Além disso, a política interna em ambos os países aumenta o risco. Na Índia, um forte governo nacionalista considera jogar duro com o Paquistão um trunfo político. No Paquistão, uma governo civil em dificuldades e militares poderosos podem ver o confronto como uma forma de reunir a unidade nacional ou desviar a atenção da instabilidade interna.

Enquanto isso, o povo da Caxemira permanece preso no fogo cruzado – explorado por militantes, reprimido pelas forças de segurança e ignorado na maioria dos cálculos diplomáticos. O plebiscito há muito prometido sobre o futuro da Caxemira, delineado pelas Nações Unidas em 1948, nunca se materializou. Nem a Índia nem o Paquistão parecem dispostos a arriscar contribuições democráticas que possam minar suas reivindicações.

A desescalada é urgentemente necessária, mas exigirá mais do que gerenciamento de crises.
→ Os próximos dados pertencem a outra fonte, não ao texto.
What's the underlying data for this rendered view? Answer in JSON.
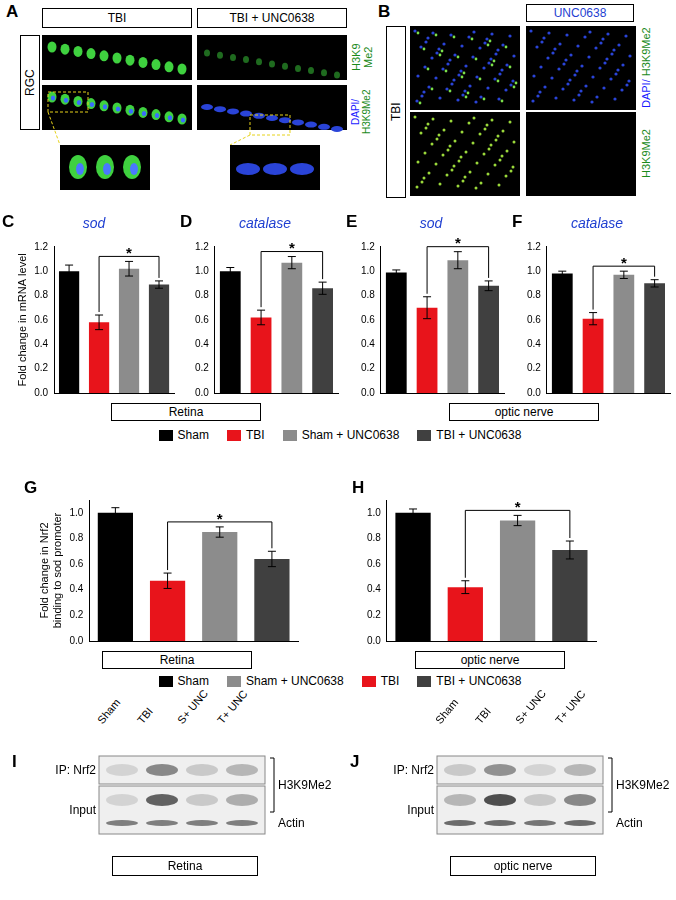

A atenção do mundo muitas vezes se volta para o sul da Ásia apenas quando a guerra parece iminente. Mas, a menos que as questões básicas – soberania, autodeterminação e desconfiança mútua – sejam abordadas, esse ciclo se repetirá.

Tanto a Índia quanto o Paquistão possuem o poder de destruir um ao outro. Mas ambos também possuem o poder de mudar a narrativa. Acabar com a militância, desmilitarizar a Linha de Controle, restaurar os canais de comunicação e conceder aos caxemires uma voz significativa em seu futuro não são coisas impossíveis – elas simplesmente exigem coragem.

Não podemos permitir que a tragédia em Pahalgam se transforme em outra guerra. O sul da Ásia já viu muitas. Mas se a história servir de guia, impedir a próxima exigirá mais do que diplomacia reativa e exigirá disposição para arcar com um grande risco político por parte da liderança de ambos os lados.